Toronto library chair defends multilingual collection

The chair of the Toronto Public Library board defended the circulation of foreign-language books and DVDs after the city's budget chief questioned their value.

The chair of the Toronto Public Library board defended the circulation of foreign-language books and DVDs after their value was questioned by the city's budget chief.

Coun. Paul Ainslie, chair of the TPL board, said Wednesday that non-English materials are vital for Toronto's changing demographics.

"They are an excellent resource tool for people to acclimatize themselves to the city of Toronto, […] to learn English as a second language, for example," Ainslie said.

"It goes a long way to helping them integrate into our city."

Coun.

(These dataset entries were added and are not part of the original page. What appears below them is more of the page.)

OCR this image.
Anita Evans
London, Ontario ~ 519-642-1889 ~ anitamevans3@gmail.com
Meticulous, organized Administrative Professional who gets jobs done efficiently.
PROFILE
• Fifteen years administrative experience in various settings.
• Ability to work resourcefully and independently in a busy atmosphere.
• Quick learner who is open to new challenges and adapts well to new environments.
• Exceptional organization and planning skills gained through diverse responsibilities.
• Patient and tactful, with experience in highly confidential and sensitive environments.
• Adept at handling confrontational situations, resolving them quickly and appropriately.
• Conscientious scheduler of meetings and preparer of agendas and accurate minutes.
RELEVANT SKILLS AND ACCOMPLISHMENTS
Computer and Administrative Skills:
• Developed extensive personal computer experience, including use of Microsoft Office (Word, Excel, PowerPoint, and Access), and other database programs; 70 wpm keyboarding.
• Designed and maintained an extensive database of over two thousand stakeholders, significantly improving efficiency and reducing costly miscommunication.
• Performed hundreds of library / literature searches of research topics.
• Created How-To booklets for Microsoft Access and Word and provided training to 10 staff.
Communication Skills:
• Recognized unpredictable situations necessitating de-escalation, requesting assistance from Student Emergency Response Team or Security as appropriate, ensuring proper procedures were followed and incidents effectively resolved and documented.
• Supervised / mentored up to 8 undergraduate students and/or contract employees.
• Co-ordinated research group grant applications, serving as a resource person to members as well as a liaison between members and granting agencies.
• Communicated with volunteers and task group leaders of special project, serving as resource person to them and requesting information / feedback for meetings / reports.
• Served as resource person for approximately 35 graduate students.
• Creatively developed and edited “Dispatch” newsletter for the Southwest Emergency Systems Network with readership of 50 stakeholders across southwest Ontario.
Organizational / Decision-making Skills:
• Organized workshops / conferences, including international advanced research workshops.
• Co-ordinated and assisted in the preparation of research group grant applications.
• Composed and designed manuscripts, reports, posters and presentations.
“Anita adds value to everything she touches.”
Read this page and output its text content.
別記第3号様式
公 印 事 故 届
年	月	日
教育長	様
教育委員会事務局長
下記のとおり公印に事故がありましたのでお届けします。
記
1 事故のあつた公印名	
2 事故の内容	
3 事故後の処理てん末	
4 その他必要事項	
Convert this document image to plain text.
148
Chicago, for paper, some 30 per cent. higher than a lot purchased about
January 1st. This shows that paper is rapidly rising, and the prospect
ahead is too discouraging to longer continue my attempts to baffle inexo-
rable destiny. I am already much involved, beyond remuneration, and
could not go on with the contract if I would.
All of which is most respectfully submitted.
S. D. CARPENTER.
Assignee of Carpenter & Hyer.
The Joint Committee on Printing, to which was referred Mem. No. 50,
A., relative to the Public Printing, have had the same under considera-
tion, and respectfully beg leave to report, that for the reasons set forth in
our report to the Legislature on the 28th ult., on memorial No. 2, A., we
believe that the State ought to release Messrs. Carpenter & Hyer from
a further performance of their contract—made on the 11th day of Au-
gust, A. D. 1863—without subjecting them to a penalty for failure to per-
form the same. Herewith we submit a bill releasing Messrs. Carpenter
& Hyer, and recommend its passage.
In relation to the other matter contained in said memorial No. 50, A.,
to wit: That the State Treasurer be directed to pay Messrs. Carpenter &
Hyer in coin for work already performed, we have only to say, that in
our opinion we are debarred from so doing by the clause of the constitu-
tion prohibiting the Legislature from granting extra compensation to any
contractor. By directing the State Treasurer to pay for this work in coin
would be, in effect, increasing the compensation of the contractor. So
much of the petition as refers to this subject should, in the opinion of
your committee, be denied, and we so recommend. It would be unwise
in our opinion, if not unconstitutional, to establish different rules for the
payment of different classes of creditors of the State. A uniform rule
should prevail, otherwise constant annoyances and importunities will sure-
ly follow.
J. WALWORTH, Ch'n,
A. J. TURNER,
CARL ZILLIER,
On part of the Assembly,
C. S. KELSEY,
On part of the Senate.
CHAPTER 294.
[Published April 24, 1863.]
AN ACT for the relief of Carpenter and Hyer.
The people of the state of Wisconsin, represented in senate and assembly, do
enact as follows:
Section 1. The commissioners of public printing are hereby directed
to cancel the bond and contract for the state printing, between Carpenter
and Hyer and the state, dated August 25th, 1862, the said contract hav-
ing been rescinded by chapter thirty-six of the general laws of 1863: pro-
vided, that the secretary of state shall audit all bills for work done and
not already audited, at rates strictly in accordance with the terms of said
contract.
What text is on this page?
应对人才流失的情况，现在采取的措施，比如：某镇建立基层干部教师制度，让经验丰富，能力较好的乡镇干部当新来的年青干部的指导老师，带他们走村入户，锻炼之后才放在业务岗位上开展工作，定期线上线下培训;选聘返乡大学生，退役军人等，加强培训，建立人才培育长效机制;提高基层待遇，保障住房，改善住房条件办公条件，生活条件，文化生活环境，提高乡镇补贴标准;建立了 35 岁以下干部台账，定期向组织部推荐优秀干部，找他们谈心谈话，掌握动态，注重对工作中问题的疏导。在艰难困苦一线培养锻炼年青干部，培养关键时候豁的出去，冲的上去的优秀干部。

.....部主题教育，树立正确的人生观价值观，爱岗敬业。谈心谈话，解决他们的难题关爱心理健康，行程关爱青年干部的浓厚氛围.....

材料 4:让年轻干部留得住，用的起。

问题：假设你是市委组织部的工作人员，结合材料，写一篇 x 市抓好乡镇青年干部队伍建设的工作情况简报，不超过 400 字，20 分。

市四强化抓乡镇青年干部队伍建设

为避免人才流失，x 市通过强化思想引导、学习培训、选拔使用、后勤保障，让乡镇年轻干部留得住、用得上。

Mike Del Grande suggested that libraries might be able to preserve current library hours if fewer resources were spent on non-book material, in response to proposed cuts to library hours on Tuesday.

He also questioned spending on foreign-language books and DVDs.

"What proportion of our budget should go for non-English movies and books?" said Del Grande in a widely publicized statement.

"An argument can be made that this is what makes the city great, but I would dare say our common language is English, we’re spending tons of money for ESL, should we not have a discussion of how much of the library budget should go for non-English resources?"

Forty languages represented at the library

According to the Toronto Public Library there are 40 languages represented in library materials.

English materials make up 88 per cent of the collections and French materials account for two per cent.

The multilingual collection, not including French, makes up nine per cent of all books, magazine and movies.

Materials for learning English as a second language, most of which are teaching aids, make up one per cent.

A spokesperson for the TPL said much of the multilingual collection is paid for by Citizenship and Immigration.

"Over the past two years they've provided $400,000 towards the collection," Anne Marie Aikins said in an email to CBC News.

Del Grande had also expressed concern for the library system becoming "a blockbuster," asking whether circulating copies of new movie releases like Pirates of the Caribbean was "core program or program creep?"

Ainslie said being able to borrow films and other forms of entertainment for free is one of the benefits that the busiest urban library system can offer.

According to the library, DVDs, including documentaries, make up five per cent of the total collection in all languages.